Author: Bocage and Capello, 1864

Field Marks:
No anal fin, two dorsal fins with large spines, bladelike unicuspidate teeth in upper and lower jaws, with lowers much larger than uppers, a moderately long and broad snout, very long first dorsal fin and high second dorsal, blocklike, sessile-crowned, wide-spaced, cuspidate lateral denticles, and rear tips of pectoral fins narrowly angular and strongly extended.

Diagnostic Features:
Snout moderately long, broadly parabolic, preoral snout equal or somewhat greater than mouth width but shorter than distance from mouth to pectoral origins; upper anterolateral teeth with semioblique or oblique cusps. First dorsal fin very low and long; second dorsal moderately large, nearly as high or slightly higher than first, with base about 1/2 to 3/5 length of first dorsal base, and spine origin over inner margins of pelvic fins; distance from first dorsal insertion to origin of second dorsal spine about as long as tip of snout to pectoral midbases in adults and subadults; free rear tips of pectoral fins formed into narrow, angular and elongated lobes that reach well beyond the level of first dorsal spine, inner margins slightly shorter than distance from second dorsal spine to caudal origin; caudal fin with a shallowly concave to weakly notched posterior margin in adults and subadults. Lateral trunk denticles not overlapping each other, blocklike, with crowns sessile on bases and without pedicels, crowns elongated and longitudinally rhomboidal in adults, with a strong main cusp and no lateral cusps on their posterior edges in adults.

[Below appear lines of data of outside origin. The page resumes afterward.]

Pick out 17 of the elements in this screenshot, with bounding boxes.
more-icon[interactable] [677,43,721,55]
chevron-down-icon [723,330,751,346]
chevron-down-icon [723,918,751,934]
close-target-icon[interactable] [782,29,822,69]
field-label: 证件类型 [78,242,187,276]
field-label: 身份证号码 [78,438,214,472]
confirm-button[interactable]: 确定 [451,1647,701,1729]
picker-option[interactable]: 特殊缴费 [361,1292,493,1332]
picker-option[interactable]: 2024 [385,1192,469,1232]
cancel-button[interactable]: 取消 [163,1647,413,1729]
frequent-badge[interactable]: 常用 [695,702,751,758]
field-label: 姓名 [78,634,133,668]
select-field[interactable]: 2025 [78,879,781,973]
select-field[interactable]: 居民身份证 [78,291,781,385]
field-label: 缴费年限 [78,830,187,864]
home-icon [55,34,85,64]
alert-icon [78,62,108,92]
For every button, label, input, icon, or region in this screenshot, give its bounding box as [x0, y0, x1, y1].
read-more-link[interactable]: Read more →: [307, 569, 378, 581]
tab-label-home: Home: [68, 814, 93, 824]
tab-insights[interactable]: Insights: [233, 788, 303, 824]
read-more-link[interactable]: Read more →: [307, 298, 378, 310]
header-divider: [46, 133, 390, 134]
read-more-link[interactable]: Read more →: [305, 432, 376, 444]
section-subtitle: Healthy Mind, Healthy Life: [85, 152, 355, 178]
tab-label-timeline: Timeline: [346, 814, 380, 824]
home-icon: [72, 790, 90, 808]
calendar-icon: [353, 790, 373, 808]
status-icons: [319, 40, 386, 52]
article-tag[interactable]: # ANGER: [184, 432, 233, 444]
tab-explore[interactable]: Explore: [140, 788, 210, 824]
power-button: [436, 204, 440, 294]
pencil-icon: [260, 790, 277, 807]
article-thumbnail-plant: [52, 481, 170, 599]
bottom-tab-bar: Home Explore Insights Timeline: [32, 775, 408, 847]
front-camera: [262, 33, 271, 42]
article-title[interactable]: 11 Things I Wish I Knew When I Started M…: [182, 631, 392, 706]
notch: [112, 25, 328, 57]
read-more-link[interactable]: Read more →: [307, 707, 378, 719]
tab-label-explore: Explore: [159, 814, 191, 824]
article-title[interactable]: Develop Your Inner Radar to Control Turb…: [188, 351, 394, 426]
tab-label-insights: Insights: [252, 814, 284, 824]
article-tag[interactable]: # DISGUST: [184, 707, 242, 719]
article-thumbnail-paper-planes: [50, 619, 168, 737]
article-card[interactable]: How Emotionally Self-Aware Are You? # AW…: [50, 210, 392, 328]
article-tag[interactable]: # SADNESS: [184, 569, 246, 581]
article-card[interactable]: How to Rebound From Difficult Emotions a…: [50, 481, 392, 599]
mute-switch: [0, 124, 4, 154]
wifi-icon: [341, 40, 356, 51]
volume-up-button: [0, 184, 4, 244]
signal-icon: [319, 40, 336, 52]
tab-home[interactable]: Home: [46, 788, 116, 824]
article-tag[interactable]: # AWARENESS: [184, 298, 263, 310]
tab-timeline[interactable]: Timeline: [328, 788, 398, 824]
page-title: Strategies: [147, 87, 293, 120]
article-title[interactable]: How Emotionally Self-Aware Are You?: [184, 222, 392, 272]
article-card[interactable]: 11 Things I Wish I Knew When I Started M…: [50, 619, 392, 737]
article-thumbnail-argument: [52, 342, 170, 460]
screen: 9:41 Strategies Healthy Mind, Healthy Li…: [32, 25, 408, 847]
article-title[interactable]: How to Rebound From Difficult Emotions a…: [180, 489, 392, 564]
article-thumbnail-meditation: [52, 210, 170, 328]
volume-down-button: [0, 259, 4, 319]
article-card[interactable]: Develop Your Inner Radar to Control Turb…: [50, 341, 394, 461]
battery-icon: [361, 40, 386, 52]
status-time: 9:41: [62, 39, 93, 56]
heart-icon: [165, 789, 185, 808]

Geographical Distribution:
Eastern North Atlantic: Portugal, Senegal, Ivory Coast to Nigeria. Western Indian Ocean: South Africa and Mozambique Channel. Western Pacific: Taiwan Island.

Habitat and Biology:
A large deepwater dogfish of the outer continental shelves and upper slopes at depths between 300 to 1400 m. Ovoviviparous, number of young 1 to 6 per litter. Eats bony fishes, squid, small dogfish sharks, and lobsters.

Size:
Adults reach at least 160 cm; adult males from 72 to 128 cm and females from 88 to 144 cm; size at birth about 36 cm.

Interest to Fisheries:
Primarily utilized in the eastern Atlantic, and captured there in bottom trawls and with fixed bottom nets and line gear. Dried and salted for human consumption, and processed for fishmeal. Fished also off Taiwan Island, Province of China.

Remarks:
The writer examined the above-mentioned syntype in the British Museum (Natural History). Centrophorus ferrugineus of Chu et al., (1982) is a recently described dogfish from the South China Sea that may be identical to the present species. C. lusitanicus itself has been described from Taiwan Island (Teng, 1962).

Type material:
Holotype: A possible syntype in British Museum (Natural History), BMNH 1867.7.23.2, 75 cm immature male; other type material probably lost. Type Locality: Portugal, Atlantic Ocean.